Jennifer Lopez Doesn’t Look Good ‘for Her Age.’ She Just Looks Good!

A new Vogue cover story made it 14 paragraphs before commenting on the singer’s “youthful” appearance. So close!!!

BeautyStyle
Jennifer Lopez Doesn’t Look Good ‘for Her Age.’ She Just Looks Good!
Photo:Amy Sussman/Getty Images (Getty Images)

I’m going to channel my inner Jennifer Lopez and “Get Loud” about something for a moment. The singer, actor, and entrepreneurial triple threat is Vogue’s December cover star. Good for her! In the accompanying profile, published Tuesday morning, J.Lo gets real about becoming Mrs. Affleck in her Bennifer 2.0 love story (sweet!), hits her favorite political talking point about “kids in cages” (a nice try!), and confesses to feeling like an “outsider” within the circle of Hollywood It Girls (so sad! She and Selena should chat).

As far as fashion magazine profiles go, it was pretty par for the course. J.Lo and the writer (Bob Haskell, a frequent Vogue cover star profiler) hung out at the Polo Lounge at the Beverly Hills Hotel and on the set of an upcoming project while caked in fake blood. We hear about what the megastar ate at the Polo Lounge (“a bowl of oatmeal with cinnamon and sugar”), and got answers to our burning questions like, “Is she as beautiful in person?” (“She is absolutely as beautiful in person.”)

Fourteen paragraphs in, I was beginning to feel proud of the ur-beauty mag, because it had yet to comment on whether J.Lo looks “good for her age.” But there, nestled next to a note about what she was wearing for the restaurant interview—“a black denim jacket with the collar turned up,” ugh that’s so Vogue!—was the dreaded statement, the forbidden fruit, and beauty media’s achilles heel: “Her skin is preternaturally youthful—​perhaps the twin effect of DNA and the olive oil–rich tinctures in her [beauty] line.”

Putting aside the “tinctures,” beauty and fashion media outlets calling J.Lo “youthful” is comparable to Chris Pratt being annoying: They just can’t help it, and will continue to do so in perpetuity! I’m imagining Mr. Haskell launching into an internal monologue as he slams open the nearest thesaurus, thumbing through its pages and . the urge to scratch the “appearance of youth as the highest form of beauty” itch. Don’t call her youthful. Don’t do it. Anything but that. J.Lo’s skin is…beautiful? Astonishing? As shiny as the iridescent scales on the cover of The Rainbow Fish? Fuck it! There is only one true way, and it is the way of God: J.Lo’s skin is preternaturally youthful!!!!!

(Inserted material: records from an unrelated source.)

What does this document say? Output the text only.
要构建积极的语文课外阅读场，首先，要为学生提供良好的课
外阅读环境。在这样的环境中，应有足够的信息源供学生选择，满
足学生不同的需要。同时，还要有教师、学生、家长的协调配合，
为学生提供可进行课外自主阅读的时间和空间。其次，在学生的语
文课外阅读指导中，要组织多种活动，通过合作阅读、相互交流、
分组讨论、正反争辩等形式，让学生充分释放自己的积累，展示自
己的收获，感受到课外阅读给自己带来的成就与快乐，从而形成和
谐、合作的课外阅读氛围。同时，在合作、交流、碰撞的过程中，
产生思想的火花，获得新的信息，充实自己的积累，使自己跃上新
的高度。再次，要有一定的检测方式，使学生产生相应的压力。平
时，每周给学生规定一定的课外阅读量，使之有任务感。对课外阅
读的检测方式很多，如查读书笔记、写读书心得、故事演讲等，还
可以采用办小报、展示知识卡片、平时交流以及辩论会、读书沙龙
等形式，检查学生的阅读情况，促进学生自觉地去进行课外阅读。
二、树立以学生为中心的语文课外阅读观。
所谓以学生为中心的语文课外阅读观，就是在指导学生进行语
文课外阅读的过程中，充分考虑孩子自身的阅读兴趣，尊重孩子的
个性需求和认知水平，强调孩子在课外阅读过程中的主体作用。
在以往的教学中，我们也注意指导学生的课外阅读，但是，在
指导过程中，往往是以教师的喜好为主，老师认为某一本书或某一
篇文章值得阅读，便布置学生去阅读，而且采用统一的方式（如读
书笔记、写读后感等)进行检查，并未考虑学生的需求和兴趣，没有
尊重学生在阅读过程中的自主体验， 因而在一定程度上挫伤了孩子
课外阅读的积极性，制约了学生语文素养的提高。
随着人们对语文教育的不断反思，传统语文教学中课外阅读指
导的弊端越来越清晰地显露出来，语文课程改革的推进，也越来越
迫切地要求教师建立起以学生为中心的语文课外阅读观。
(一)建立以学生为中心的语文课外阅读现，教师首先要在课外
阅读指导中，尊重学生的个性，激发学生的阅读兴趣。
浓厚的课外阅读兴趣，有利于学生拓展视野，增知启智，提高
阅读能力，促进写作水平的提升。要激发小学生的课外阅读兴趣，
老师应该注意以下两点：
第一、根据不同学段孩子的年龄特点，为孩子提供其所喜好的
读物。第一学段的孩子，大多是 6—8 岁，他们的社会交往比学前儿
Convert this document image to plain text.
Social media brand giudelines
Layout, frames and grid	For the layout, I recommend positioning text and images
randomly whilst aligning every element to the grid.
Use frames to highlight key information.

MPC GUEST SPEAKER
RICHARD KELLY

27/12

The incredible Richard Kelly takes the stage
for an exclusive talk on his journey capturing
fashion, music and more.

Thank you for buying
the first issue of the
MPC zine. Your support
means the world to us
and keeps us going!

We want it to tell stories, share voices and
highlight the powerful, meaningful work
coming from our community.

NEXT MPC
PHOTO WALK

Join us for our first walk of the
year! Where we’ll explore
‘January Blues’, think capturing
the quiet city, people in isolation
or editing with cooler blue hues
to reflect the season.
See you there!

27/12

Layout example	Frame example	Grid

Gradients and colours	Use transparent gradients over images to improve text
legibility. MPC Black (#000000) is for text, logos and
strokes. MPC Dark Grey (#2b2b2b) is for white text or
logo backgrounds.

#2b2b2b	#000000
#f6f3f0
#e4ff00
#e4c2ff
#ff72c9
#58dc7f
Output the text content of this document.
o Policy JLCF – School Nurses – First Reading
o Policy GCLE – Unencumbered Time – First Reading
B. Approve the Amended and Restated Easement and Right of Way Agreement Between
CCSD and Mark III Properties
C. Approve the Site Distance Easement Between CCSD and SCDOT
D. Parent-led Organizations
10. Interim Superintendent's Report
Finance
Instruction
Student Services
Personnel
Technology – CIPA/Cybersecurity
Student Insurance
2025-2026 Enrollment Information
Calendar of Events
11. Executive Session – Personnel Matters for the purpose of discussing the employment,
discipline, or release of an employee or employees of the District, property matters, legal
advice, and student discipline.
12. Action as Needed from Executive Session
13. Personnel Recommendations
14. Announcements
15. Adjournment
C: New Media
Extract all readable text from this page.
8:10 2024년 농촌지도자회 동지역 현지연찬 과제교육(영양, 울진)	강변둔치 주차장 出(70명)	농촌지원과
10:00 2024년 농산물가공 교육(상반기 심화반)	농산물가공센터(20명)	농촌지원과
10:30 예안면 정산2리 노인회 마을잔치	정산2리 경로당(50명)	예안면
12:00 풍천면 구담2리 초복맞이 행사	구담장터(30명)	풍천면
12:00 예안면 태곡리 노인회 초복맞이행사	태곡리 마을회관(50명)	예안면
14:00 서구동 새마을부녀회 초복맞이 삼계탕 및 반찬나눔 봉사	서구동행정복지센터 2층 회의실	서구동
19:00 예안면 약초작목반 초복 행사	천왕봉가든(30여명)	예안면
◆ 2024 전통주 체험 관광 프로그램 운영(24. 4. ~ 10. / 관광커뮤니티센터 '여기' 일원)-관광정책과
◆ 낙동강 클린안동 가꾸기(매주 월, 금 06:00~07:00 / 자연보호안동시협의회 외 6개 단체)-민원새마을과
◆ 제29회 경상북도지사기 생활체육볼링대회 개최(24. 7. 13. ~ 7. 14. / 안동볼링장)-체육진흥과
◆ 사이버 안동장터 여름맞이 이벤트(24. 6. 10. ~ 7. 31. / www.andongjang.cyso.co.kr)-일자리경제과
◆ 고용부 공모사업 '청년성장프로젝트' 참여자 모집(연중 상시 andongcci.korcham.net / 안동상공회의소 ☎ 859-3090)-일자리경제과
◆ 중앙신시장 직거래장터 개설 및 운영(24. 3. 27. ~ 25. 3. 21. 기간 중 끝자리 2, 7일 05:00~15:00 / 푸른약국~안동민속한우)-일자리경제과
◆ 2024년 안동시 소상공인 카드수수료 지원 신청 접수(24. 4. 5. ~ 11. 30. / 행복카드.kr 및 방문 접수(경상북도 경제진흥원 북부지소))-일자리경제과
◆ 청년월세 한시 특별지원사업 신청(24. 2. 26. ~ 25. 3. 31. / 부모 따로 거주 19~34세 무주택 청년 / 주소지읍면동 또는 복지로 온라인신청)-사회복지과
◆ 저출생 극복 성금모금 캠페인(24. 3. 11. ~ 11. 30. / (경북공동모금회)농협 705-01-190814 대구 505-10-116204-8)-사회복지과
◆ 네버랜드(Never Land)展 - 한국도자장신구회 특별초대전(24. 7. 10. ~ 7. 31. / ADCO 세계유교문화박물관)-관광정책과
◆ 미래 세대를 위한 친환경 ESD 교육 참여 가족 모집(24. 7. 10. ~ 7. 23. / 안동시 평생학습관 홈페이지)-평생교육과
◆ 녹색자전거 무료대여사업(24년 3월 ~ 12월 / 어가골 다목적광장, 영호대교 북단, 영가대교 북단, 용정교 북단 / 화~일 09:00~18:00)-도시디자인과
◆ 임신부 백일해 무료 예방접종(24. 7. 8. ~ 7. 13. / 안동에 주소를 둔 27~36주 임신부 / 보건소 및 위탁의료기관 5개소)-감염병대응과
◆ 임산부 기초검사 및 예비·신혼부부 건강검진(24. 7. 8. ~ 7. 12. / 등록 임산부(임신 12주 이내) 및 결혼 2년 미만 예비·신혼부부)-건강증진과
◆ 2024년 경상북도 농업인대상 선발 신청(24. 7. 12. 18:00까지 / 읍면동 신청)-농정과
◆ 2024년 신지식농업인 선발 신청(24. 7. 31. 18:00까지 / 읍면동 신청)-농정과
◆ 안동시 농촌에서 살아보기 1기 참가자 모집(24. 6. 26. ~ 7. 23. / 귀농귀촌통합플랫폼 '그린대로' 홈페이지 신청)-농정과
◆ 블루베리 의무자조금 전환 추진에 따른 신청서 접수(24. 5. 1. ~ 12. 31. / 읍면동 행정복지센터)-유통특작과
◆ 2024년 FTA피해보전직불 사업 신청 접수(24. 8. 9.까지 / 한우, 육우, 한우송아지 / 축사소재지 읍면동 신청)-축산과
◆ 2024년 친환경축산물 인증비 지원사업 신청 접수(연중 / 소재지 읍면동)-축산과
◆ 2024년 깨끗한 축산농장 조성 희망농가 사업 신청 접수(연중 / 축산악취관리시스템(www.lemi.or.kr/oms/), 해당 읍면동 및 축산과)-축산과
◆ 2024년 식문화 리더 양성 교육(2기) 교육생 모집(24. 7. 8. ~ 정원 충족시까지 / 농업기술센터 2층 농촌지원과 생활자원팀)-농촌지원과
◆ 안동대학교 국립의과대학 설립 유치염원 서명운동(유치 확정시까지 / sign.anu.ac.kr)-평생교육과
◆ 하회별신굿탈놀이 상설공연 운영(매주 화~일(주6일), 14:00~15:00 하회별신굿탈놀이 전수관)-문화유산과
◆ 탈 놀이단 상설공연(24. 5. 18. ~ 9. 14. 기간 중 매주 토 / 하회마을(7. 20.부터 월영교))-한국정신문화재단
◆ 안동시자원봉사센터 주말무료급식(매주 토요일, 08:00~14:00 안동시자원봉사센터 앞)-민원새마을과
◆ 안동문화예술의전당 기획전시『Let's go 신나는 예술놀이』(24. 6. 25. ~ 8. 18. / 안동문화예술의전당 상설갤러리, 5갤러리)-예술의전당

I know this may come as a surprise, but it is possible to compliment a middle-aged woman without positioning her as youth-adjacent. We can just say she looks good—not for her age, but for humankind in general. She’s got good genes; she doesn’t drink much; she wears sunscreen; all that jazz (and expensive beauty treatments and all the other anti-aging gifts that being very, very rich brings). I’m fairly certain we’ve collectively been telling J.Lo she looks young since Justin Bieber hopped out of the womb and onto Usher’s radar. Even in 2022, calling a 53-year-old woman who is objectively gorgeous “youthful” is pretty lazy, given that the same media outlets have long defined J.Lo’s worth and enduring appeal through anti-aging hacks and skincare. Lopez herself has even told us that she wants everyone to stop telling her she looks good for her age: In 2020, Elle published a profile of her headlined, “JLo Wants You To Stop Telling Her She Looks Good for 50.”

In addition to calling Lopez the “dewy-skinned den mother of us all” (a very real quote from the article) without acknowledging that she’s dewy because she gets regular $295 treatments from a celebrity facialist, Vogue gave us this masterpiece to accompany the profile: “From Skin to Nails, How Jennifer Lopez Looks So Insanely Good at 53,” which begins with the sentence, “At 53, Jennifer Lopez has never looked better,” and goes on to tell us that J.Lo has a great “bum” because she has a personal trainer but also because she gets a treatment called the EMSculpt Butt Lift, which is akin to doing “20,000 squats in one session.”

I, personally, would love a Vogue writer to hype up J.Lo for her accomplishments and for looking great, period—without obsessing over whether or not she gets Botox. (By the way, she swears she has never dipped her toes in that eternal fountain of youth, and might even be better at keeping up the ruse than the queen of “ageless beauty,” Kim Kardashian.)

Is J.Lo a 53-year-old woman who is hot? Yes. But Vogue doesn’t have to try to explain away that seemingly foreign concept. She can just be hot.